Nos quedaba el tiempo justo, en nuestro viaje de tiempo tasado, para visitar el camposanto. Se trata de un lugar al que, por regla general, no me gusta ir ni de visita (no digamos ya como inquilino), pero con el que era preceptiva una excepción. Preceptiva y sumamente interesante. El cementerio consta de una galería construida en estilo gótico en torno a un patio rectangular a la que se han añadido algunas capillas. En el interior, los muros estaban cubiertos de frescos, frescos que aún están en proceso de restauración después de haber sido destruidos en buena parte tras un bombardeo en la segunda guerra mundial. En particular, me llamó la atención, en la esquina de las galerías norte y oeste, una representación del universo que, por las fechas presumibles de su confección, debe referirse al sistema aristotélico (no al ptolemaico) de esferas cristalinas. Dios todopoderoso sostiene en sus manos un panel que contiene todos los orbes celestes, con la Tierra en el centro, en torno a la cual giran el resto de los astros. Tras la bóveda de las estrellas fijas se podían ver las legiones de ángeles. Quiero suponer que Galileo habrá contemplado esa misma pintura en más de una ocasión, antes y después de llegar a ser el más ilustre defensor del heliocentrismo. Bien mirado, la pintura podría representar también, salvando las fechas, el sistema copernicano, el cual, en su concepción básica, era todavía medieval. El cielo de Copérnico también está construido con esferas cristalinas, con la única diferencia de haber colocado al Sol -y no a la Tierra- en el centro. El suyo es un universo todavía cerrado en el que la esfera de las estrellas fijas se ha colocado a la distancia estrictamente necesaria para poder obviar la ausencia observada de paralaje. El universo que defiende Galileo es ya un universo abierto en el que los satélites de Júpiter, que descubrió con su rudimentario telescopio, podían girar en torno a su planeta sin el estorbo de las esferas cristalinas. Ante esta pintura tuve la sensación de encontrarme en la bisagra que articula el mundo antiguo y el moderno, justo en la ciudad donde nació y vivió el genial físico toscano.

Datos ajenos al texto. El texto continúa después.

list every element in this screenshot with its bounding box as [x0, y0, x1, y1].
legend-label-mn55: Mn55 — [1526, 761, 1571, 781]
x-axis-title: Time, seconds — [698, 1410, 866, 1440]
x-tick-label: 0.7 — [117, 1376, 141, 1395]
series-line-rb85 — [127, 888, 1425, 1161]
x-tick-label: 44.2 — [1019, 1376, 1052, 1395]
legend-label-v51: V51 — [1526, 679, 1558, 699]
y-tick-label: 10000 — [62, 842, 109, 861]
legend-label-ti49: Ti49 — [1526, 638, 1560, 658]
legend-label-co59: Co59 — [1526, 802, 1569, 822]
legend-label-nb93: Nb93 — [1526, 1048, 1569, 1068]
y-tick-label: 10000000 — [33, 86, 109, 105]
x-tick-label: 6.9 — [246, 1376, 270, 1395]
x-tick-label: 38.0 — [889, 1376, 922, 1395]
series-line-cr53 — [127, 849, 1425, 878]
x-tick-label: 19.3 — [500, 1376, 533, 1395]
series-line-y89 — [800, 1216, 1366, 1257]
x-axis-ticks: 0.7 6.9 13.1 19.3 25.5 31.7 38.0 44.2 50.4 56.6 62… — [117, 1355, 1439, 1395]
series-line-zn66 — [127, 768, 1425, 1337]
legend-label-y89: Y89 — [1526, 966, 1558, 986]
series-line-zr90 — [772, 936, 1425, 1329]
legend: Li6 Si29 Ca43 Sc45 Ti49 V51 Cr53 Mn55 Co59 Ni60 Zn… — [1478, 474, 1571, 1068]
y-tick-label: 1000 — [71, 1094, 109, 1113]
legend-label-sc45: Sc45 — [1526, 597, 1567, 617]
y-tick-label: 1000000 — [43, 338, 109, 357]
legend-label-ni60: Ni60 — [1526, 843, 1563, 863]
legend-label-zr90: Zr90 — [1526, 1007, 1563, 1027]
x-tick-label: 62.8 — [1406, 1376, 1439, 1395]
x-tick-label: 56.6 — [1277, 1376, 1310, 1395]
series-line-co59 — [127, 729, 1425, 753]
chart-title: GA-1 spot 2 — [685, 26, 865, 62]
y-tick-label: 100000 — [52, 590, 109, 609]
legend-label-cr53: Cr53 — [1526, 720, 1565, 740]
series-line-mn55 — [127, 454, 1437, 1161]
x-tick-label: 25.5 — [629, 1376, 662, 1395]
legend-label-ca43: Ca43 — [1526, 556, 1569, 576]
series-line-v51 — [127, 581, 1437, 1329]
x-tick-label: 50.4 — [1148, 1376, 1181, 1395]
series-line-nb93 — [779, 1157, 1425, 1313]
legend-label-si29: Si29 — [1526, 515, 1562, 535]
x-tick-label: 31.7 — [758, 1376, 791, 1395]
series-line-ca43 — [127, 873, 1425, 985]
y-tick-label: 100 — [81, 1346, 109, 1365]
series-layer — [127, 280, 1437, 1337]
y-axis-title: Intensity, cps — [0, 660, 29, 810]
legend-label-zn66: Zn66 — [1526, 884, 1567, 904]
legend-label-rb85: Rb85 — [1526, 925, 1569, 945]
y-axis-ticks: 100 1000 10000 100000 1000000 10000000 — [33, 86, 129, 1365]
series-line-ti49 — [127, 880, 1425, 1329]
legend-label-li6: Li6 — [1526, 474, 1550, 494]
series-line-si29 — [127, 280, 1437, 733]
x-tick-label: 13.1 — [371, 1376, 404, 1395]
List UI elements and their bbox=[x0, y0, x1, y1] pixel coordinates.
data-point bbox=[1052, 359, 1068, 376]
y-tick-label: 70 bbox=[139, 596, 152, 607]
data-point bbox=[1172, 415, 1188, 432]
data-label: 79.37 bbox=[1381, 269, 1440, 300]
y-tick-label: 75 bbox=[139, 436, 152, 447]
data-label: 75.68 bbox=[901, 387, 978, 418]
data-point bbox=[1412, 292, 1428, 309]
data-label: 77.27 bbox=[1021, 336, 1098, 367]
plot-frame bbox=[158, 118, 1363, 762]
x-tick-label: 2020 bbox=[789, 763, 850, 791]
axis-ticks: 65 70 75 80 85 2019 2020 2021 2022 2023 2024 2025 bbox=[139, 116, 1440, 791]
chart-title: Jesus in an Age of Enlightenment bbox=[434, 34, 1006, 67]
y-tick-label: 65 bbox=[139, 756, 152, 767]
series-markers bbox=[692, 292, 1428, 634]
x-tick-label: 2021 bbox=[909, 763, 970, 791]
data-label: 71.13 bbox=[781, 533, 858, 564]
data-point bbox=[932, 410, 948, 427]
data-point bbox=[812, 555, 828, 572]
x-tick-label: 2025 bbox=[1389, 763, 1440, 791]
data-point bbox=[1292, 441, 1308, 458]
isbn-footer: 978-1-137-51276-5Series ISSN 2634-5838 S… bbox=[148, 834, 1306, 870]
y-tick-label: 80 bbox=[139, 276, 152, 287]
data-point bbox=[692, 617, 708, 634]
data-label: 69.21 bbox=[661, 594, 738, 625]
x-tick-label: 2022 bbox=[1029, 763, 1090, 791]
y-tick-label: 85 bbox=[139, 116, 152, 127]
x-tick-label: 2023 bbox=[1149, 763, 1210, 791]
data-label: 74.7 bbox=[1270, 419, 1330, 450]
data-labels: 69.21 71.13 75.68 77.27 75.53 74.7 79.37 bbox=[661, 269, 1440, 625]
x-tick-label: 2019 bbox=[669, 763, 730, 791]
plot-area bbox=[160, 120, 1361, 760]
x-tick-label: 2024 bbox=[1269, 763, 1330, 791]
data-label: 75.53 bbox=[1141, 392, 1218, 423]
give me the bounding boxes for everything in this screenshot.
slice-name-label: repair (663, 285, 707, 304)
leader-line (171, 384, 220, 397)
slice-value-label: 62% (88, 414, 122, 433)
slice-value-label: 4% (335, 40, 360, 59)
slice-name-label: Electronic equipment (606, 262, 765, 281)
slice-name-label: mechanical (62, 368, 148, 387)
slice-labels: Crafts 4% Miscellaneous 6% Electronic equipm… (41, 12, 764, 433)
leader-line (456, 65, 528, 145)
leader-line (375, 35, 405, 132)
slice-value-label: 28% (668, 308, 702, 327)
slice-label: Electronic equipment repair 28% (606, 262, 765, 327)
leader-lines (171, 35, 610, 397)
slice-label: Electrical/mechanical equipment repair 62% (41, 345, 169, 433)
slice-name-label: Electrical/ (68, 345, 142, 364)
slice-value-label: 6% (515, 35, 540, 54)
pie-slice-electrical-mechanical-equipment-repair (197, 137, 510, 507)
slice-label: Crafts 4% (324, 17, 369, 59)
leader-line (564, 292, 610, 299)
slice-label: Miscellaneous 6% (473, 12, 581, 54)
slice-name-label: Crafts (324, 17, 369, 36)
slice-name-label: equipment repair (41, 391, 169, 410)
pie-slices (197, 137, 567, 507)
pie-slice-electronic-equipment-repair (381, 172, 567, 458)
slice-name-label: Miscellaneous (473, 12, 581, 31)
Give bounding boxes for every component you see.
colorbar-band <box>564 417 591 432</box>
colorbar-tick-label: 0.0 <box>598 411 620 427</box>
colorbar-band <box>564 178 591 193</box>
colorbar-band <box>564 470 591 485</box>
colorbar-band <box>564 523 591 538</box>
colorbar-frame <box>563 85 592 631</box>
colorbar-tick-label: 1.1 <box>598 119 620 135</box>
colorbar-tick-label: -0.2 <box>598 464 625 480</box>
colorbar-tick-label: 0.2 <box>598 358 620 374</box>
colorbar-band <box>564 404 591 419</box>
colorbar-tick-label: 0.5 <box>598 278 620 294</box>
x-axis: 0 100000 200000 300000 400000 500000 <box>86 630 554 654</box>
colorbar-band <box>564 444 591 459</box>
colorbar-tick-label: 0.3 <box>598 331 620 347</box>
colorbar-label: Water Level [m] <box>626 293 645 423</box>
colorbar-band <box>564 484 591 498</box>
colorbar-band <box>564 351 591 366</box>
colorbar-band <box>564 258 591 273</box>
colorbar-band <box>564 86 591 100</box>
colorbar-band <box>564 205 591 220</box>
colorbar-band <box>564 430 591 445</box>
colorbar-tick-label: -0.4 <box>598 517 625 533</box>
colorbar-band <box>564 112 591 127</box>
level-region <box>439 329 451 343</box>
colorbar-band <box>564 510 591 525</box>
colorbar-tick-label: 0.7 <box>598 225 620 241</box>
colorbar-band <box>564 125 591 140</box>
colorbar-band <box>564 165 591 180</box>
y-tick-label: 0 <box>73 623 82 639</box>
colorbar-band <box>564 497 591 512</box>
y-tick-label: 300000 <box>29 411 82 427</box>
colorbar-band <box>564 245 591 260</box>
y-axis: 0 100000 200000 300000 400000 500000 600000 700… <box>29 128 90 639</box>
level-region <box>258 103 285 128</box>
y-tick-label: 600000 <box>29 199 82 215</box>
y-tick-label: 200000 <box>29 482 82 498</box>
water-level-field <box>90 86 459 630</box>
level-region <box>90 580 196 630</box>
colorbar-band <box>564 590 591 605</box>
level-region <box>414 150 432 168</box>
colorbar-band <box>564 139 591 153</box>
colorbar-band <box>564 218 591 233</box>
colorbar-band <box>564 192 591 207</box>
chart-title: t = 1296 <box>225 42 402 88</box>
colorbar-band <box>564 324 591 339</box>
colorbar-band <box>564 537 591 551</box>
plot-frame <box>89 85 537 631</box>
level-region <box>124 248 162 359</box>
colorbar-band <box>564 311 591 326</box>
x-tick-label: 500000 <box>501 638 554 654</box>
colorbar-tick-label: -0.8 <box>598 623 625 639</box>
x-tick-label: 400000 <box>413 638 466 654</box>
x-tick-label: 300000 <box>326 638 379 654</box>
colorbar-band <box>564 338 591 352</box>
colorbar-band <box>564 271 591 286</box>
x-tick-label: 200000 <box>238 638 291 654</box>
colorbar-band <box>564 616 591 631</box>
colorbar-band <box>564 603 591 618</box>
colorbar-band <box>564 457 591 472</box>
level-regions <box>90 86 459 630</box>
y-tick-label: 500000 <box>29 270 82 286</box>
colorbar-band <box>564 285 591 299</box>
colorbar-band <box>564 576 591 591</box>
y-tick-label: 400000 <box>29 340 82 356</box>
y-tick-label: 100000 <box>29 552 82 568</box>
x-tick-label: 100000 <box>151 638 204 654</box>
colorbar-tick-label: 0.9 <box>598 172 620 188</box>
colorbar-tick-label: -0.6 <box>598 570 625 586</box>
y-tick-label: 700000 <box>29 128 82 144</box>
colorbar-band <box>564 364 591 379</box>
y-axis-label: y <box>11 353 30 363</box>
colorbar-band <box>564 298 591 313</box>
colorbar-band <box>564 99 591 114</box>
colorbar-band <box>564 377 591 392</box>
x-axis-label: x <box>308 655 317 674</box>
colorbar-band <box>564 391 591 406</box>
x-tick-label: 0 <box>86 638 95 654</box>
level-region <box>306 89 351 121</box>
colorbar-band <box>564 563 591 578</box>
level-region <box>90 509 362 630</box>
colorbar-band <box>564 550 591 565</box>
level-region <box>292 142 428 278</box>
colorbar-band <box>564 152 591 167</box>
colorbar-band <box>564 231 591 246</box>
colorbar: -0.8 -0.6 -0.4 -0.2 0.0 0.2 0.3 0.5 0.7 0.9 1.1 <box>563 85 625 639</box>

Tuvimos que ver de pasada la abundante escultura de las tumbas y el resto de los frescos de las galerías. Nuestra intención era llegar esa tarde a Florencia, y habíamos decidido visitar antes la ciudad de Luca, que nos recibió con una bonita y muy toscana multa por invadir la zona de tráfico restringido. No fue la única, pero esa es otra historia.